Defining a Mathematical Model of the Network: The authors introduce the concept of timed packet sequences to track how much time a packet spends inside a switch and the interactions of packets competing for resources:

To capture this concept, the authors introduce queuing modules as the basic building blocks of the network:

Each queueing module has some input queues, a processing block, and a number of output queues. These building blocks can be wired together in an arbitrary manner to model the desired network topology under study.

Specifying the Query: The query is a property that needs to be verified about the network under study. The property is typically on throughput, latency, and fairness. For example, a sample query on fairness can be:

where cenq (Q, t) and cdeq(Q, t) are the number of packets respectively enqueued into and dequeued from queue Q by the end of time t. The authors fully define the grammar supported by their framework in the paper.

Automatically Analyzing the Entire Input Space: This analysis occurs through an interactive process between the synthesis engine and the Z3 SMT Solver. The goal is to synthesize a workload representing a set of packet traces that satisfy the query. We do not mention the details of the synthesis algorithm here as they were not in the scope of our project.

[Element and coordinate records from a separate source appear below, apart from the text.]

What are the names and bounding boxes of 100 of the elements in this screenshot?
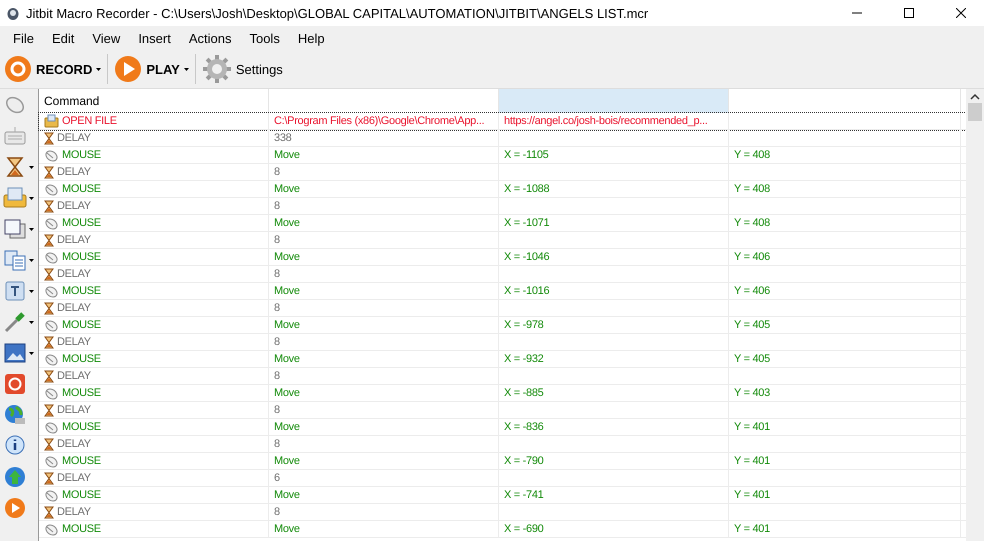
table-cell: X = -1071 <box>504 217 550 229</box>
menu-item[interactable]: Edit <box>42 30 84 46</box>
hourglass-icon <box>44 472 54 484</box>
table-cell: 8 <box>274 268 280 280</box>
table-cell: 8 <box>274 370 280 382</box>
command-cell: DELAY <box>57 166 91 178</box>
hourglass-icon <box>44 506 54 518</box>
command-cell: MOUSE <box>62 489 101 501</box>
command-cell: OPEN FILE <box>62 115 117 127</box>
table-cell: X = -836 <box>504 421 544 433</box>
play-button[interactable]: PLAY <box>112 52 191 86</box>
table-cell: Move <box>274 183 300 195</box>
scroll-thumb[interactable] <box>968 103 982 121</box>
command-cell: MOUSE <box>62 353 101 365</box>
table-cell: 8 <box>274 166 280 178</box>
table-cell: Move <box>274 353 300 365</box>
table-cell: Move <box>274 217 300 229</box>
record-icon <box>4 55 32 83</box>
table-cell: Move <box>274 149 300 161</box>
command-cell: MOUSE <box>62 319 101 331</box>
hourglass-icon <box>44 336 54 348</box>
command-cell: MOUSE <box>62 285 101 297</box>
table-cell: 6 <box>274 472 280 484</box>
table-cell: X = -1016 <box>504 285 550 297</box>
caret-icon <box>96 68 102 70</box>
table-cell: Y = 406 <box>734 285 770 297</box>
command-cell: MOUSE <box>62 387 101 399</box>
table-cell: 8 <box>274 200 280 212</box>
play-icon <box>114 55 142 83</box>
hourglass-icon <box>44 302 54 314</box>
table-cell: Y = 401 <box>734 455 770 467</box>
command-cell: MOUSE <box>62 523 101 535</box>
menu-item[interactable]: View <box>83 30 130 46</box>
printer-icon <box>3 186 27 210</box>
globe-upload-icon <box>3 465 27 489</box>
command-cell: DELAY <box>57 506 91 518</box>
command-cell: DELAY <box>57 132 91 144</box>
table-cell: Y = 405 <box>734 319 770 331</box>
caret-icon <box>29 166 34 168</box>
table-cell: https://angel.co/josh-bois/recommended_p... <box>504 115 708 127</box>
table-cell: 338 <box>274 132 292 144</box>
maximize-icon <box>904 8 914 18</box>
scrollbar[interactable] <box>966 89 984 541</box>
command-cell: MOUSE <box>62 421 101 433</box>
table-cell: Move <box>274 455 300 467</box>
caret-icon <box>29 228 34 230</box>
table-cell: X = -690 <box>504 523 544 535</box>
hourglass-icon <box>44 132 54 144</box>
command-cell: MOUSE <box>62 251 101 263</box>
hourglass-icon <box>44 166 54 178</box>
caret-icon <box>184 68 189 70</box>
scroll-up-icon[interactable] <box>970 93 980 101</box>
table-cell: X = -932 <box>504 353 544 365</box>
menu-item[interactable]: File <box>4 30 43 46</box>
window-title: Jitbit Macro Recorder - C:\Users\Josh\Desktop\GLOBAL CAPITAL\AUTOMATION\JITBIT\ANGELS LIST.mcr <box>26 6 650 20</box>
command-cell: MOUSE <box>62 149 101 161</box>
play-icon <box>3 496 27 520</box>
record-button[interactable]: RECORD <box>2 52 104 86</box>
command-cell: DELAY <box>57 404 91 416</box>
column-header[interactable] <box>499 89 729 113</box>
table-cell: Y = 408 <box>734 217 770 229</box>
menu-item[interactable]: Insert <box>129 30 180 46</box>
power-icon <box>3 372 27 396</box>
table-cell: X = -978 <box>504 319 544 331</box>
settings-icon <box>202 54 232 84</box>
table-cell: X = -1046 <box>504 251 550 263</box>
eyedropper-icon <box>3 310 27 334</box>
command-cell: DELAY <box>57 200 91 212</box>
settings-button[interactable]: Settings <box>200 52 285 86</box>
table-cell: Move <box>274 421 300 433</box>
table-cell: Y = 406 <box>734 251 770 263</box>
hourglass-icon <box>44 438 54 450</box>
table-cell: 8 <box>274 336 280 348</box>
command-cell: MOUSE <box>62 455 101 467</box>
command-cell: DELAY <box>57 268 91 280</box>
hourglass-icon <box>44 268 54 280</box>
table-cell: 8 <box>274 234 280 246</box>
table-cell: 8 <box>274 302 280 314</box>
table-cell: Y = 405 <box>734 353 770 365</box>
caret-icon <box>29 196 34 200</box>
command-cell: DELAY <box>57 336 91 348</box>
folder-icon <box>44 114 59 128</box>
command-cell: DELAY <box>57 438 91 450</box>
menu-item[interactable]: Help <box>288 30 334 46</box>
window-icon <box>3 217 27 241</box>
table-cell: Y = 401 <box>734 489 770 501</box>
globe-icon <box>3 403 27 427</box>
command-cell: DELAY <box>57 302 91 314</box>
table-cell: Move <box>274 251 300 263</box>
menu-item[interactable]: Tools <box>240 30 289 46</box>
table-cell: X = -741 <box>504 489 544 501</box>
command-cell: DELAY <box>57 370 91 382</box>
menu-item[interactable]: Actions <box>180 30 240 46</box>
caret-icon <box>29 352 34 354</box>
app-icon <box>6 5 20 21</box>
table-cell: Y = 403 <box>734 387 770 399</box>
table-cell: X = -790 <box>504 455 544 467</box>
command-cell: MOUSE <box>62 217 101 229</box>
table-cell: Y = 408 <box>734 183 770 195</box>
table-cell: 8 <box>274 438 280 450</box>
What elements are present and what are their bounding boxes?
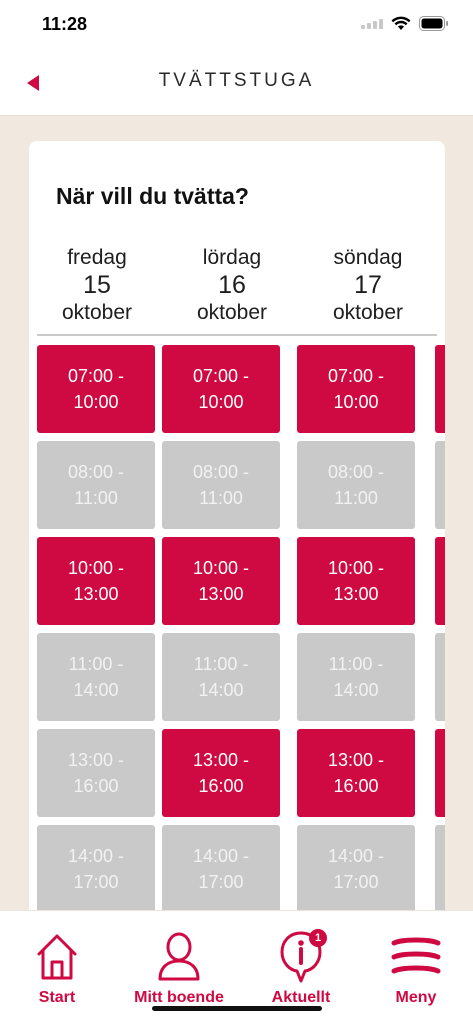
- tab-label: Aktuellt: [271, 989, 331, 1006]
- day-month: oktober: [61, 301, 133, 324]
- slot-end-time: 11:00: [334, 488, 378, 508]
- day-number: 15: [83, 271, 111, 299]
- time-slot-peek[interactable]: [435, 825, 445, 913]
- day-column-header: söndag 17 oktober: [308, 245, 428, 326]
- tab-label: Meny: [395, 989, 437, 1006]
- slot-start-time: 13:00 -: [327, 750, 385, 770]
- tab-label: Start: [38, 989, 76, 1006]
- slot-end-time: 14:00: [333, 680, 379, 700]
- slot-end-time: 16:00: [198, 776, 244, 796]
- slot-start-time: 07:00 -: [327, 366, 385, 386]
- time-slot-grid: 07:00 - 10:00 08:00 - 11:00 10:00 - 13:00 11:0…: [29, 345, 445, 941]
- time-slot-peek[interactable]: [435, 345, 445, 433]
- time-slot-button[interactable]: 08:00 - 11:00: [37, 441, 155, 529]
- cellular-signal-icon: [361, 18, 383, 29]
- time-slot-peek[interactable]: [435, 729, 445, 817]
- time-slot-button[interactable]: 08:00 - 11:00: [297, 441, 415, 529]
- slot-start-time: 13:00 -: [192, 750, 250, 770]
- day-column-header: fredag 15 oktober: [37, 245, 157, 326]
- time-slot-peek[interactable]: [435, 537, 445, 625]
- time-slot-button[interactable]: 14:00 - 17:00: [297, 825, 415, 913]
- slot-end-time: 11:00: [74, 488, 118, 508]
- time-slot-button[interactable]: 10:00 - 13:00: [37, 537, 155, 625]
- day-name: fredag: [67, 246, 127, 269]
- time-slot-button[interactable]: 13:00 - 16:00: [37, 729, 155, 817]
- slot-start-time: 10:00 -: [192, 558, 250, 578]
- slot-end-time: 13:00: [73, 584, 119, 604]
- header-divider: [37, 334, 437, 336]
- time-slot-button[interactable]: 13:00 - 16:00: [162, 729, 280, 817]
- tab-start[interactable]: Start: [0, 929, 117, 1007]
- notification-badge: 1: [309, 929, 327, 947]
- slot-start-time: 07:00 -: [192, 366, 250, 386]
- slot-end-time: 14:00: [198, 680, 244, 700]
- time-slot-peek[interactable]: [435, 441, 445, 529]
- booking-card: När vill du tvätta? fredag 15 oktober lö…: [29, 141, 445, 941]
- slot-start-time: 08:00 -: [67, 462, 125, 482]
- slot-start-time: 08:00 -: [192, 462, 250, 482]
- tab-aktuellt[interactable]: 1 Aktuellt: [241, 929, 361, 1007]
- page-title: TVÄTTSTUGA: [158, 70, 315, 91]
- status-bar: 11:28: [0, 0, 473, 50]
- slot-start-time: 10:00 -: [67, 558, 125, 578]
- slot-end-time: 10:00: [333, 392, 379, 412]
- time-slot-button[interactable]: 07:00 - 10:00: [162, 345, 280, 433]
- status-icons: [361, 16, 449, 31]
- slot-start-time: 08:00 -: [327, 462, 385, 482]
- day-name: söndag: [333, 246, 403, 269]
- slot-start-time: 14:00 -: [192, 846, 250, 866]
- day-name: lördag: [202, 246, 262, 269]
- day-month: oktober: [196, 301, 268, 324]
- slot-end-time: 11:00: [199, 488, 243, 508]
- day-number: 16: [218, 271, 246, 299]
- slot-start-time: 07:00 -: [67, 366, 125, 386]
- time-slot-button[interactable]: 11:00 - 14:00: [162, 633, 280, 721]
- tab-label: Mitt boende: [134, 989, 224, 1006]
- status-time: 11:28: [42, 14, 88, 34]
- day-column-header: lördag 16 oktober: [172, 245, 292, 326]
- slot-end-time: 13:00: [333, 584, 379, 604]
- slot-end-time: 13:00: [198, 584, 244, 604]
- home-indicator: [152, 1006, 322, 1011]
- slot-start-time: 14:00 -: [327, 846, 385, 866]
- time-slot-button[interactable]: 10:00 - 13:00: [162, 537, 280, 625]
- slot-start-time: 11:00 -: [68, 654, 124, 674]
- time-slot-peek[interactable]: [435, 633, 445, 721]
- time-slot-button[interactable]: 11:00 - 14:00: [297, 633, 415, 721]
- time-slot-button[interactable]: 07:00 - 10:00: [297, 345, 415, 433]
- time-slot-button[interactable]: 14:00 - 17:00: [162, 825, 280, 913]
- person-icon: [158, 932, 200, 981]
- slot-end-time: 16:00: [333, 776, 379, 796]
- slot-end-time: 17:00: [73, 872, 119, 892]
- battery-icon: [419, 16, 448, 31]
- slot-end-time: 10:00: [73, 392, 119, 412]
- slot-start-time: 11:00 -: [328, 654, 384, 674]
- tab-mitt-boende[interactable]: Mitt boende: [119, 929, 239, 1007]
- slot-start-time: 13:00 -: [67, 750, 125, 770]
- day-month: oktober: [332, 301, 404, 324]
- time-slot-button[interactable]: 13:00 - 16:00: [297, 729, 415, 817]
- slot-end-time: 17:00: [333, 872, 379, 892]
- days-header: fredag 15 oktober lördag 16 oktober sönd…: [37, 245, 437, 331]
- time-slot-button[interactable]: 08:00 - 11:00: [162, 441, 280, 529]
- slot-end-time: 14:00: [73, 680, 119, 700]
- house-icon: [37, 934, 77, 980]
- menu-icon: [391, 937, 441, 974]
- slot-end-time: 17:00: [198, 872, 244, 892]
- slot-start-time: 10:00 -: [327, 558, 385, 578]
- day-number: 17: [354, 271, 382, 299]
- time-slot-button[interactable]: 07:00 - 10:00: [37, 345, 155, 433]
- tab-meny[interactable]: Meny: [356, 929, 473, 1007]
- slot-end-time: 16:00: [73, 776, 119, 796]
- booking-heading: När vill du tvätta?: [56, 183, 249, 209]
- slot-start-time: 14:00 -: [67, 846, 125, 866]
- wifi-icon: [391, 16, 411, 30]
- slot-end-time: 10:00: [198, 392, 244, 412]
- time-slot-button[interactable]: 11:00 - 14:00: [37, 633, 155, 721]
- time-slot-button[interactable]: 14:00 - 17:00: [37, 825, 155, 913]
- navigation-bar: TVÄTTSTUGA: [0, 50, 473, 116]
- time-slot-button[interactable]: 10:00 - 13:00: [297, 537, 415, 625]
- slot-start-time: 11:00 -: [193, 654, 249, 674]
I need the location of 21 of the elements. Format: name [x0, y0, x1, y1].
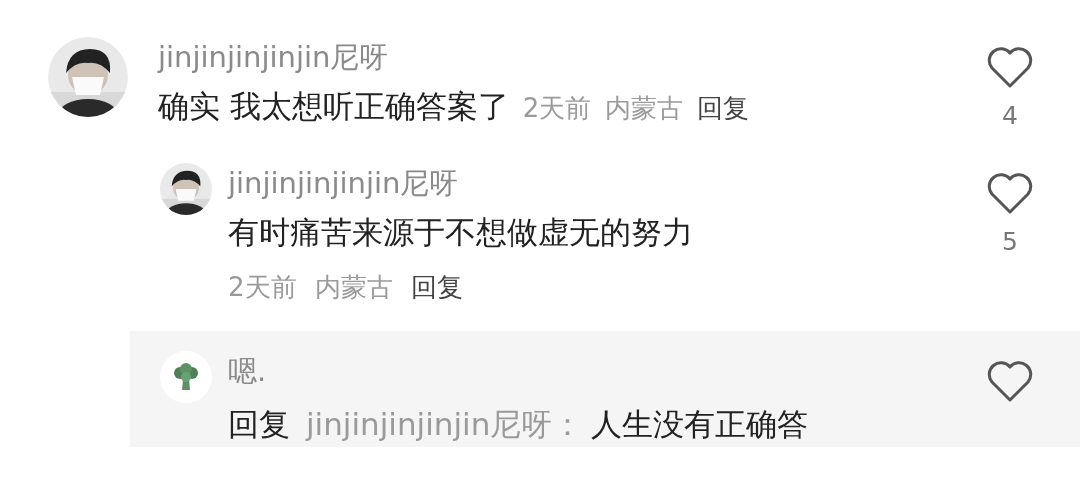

Prove or Disprove the Property: If the formula “model AND base_wl AND wl AND (NOT query)” is SAT, it means an assignment to the formula is found, making it satisfiable. This indicates that the query was violated, meaning a set of packet traces violating the query has been found. If it is UNSAT, it means no such assignment is found, thus confirming that the query always holds.

Methodology Used

To remeasure the runtimes for creating the base examples, we wrote our own code to construct the expression corresponding to the leaf-spine network query using the C++ API of Z3. According to section 8 of the paper, the expression is a latency query:

The query asks whether the total number of packets received by host i at time 10 is less than half of what it should have received at the line rate. The base workload ensures that host 1 sends a steady stream of traffic to host 6 (at least 1 packet per time step), and no two hosts send traffic to the same destination so there is no traffic concentration at the hosts. The SMT-LIB representation of the query above is as follows:

(assert
  (=> (and
        (forall ((t Int))
          (and (>= t 1) (<= t 10) (= (dst 1 t) 6))
        )
        (forall ((i Int) (j Int))
          (=> (and (>= i 1) (<= i 6) (>= j 1) (<= j 6) (not (= i j)))
              (forall ((t Int))
                (and (>= t 1) (<= t 10) (not (= (dst i t) (dst j t))))
              )
          )
        )
      )
      (forall ((t Int))
        (and (>= t 1) (<= t 10) (< (cenq Out_6 t) 5))
      )
  )
)

We then integrated our code (which constructs the formula above using the C++ API of Z3) with the authors’ source code (fperf) written in C++, by making a call from their code to ours to obtain the corresponding Z3 expression. This expression was then used in their workflow. Once our code was integrated, we remeasured the runtime of the base example generation part and plotted it.

Results and Discussion

The result we obtained is shown in the following figure:

While we successfully illustrated the exponential behavior in the runtime, the runtimes still differed by approximately 15% for the same network sizes. We believe that this variance is natural in the realm of SMT solvers. Here is a more detailed discussion:

We did not have access to the exact hardware settings the authors used for their experiments. A better hardware setup is expected to lead to faster runtimes. Additionally, a recent paper, “Mariposa: Measuring SMT Instability in Automated Program Verification” (Technical Report) published in FMCAD 2023, introduces the performance instability problem in SMT Solvers (including Z3). This instability arises due to simple query mutations such as symbol renaming and randomness reseeding. Given that we do not know precisely how the authors constructed their query formula (e.g., the variable names they used) or what seed they employed, our formula could have differed from theirs, even though they are semantically equivalent, leading to different runtimes. To mitigate this possibility, we experimented with five different seeds and plotted the average runtime over all of them.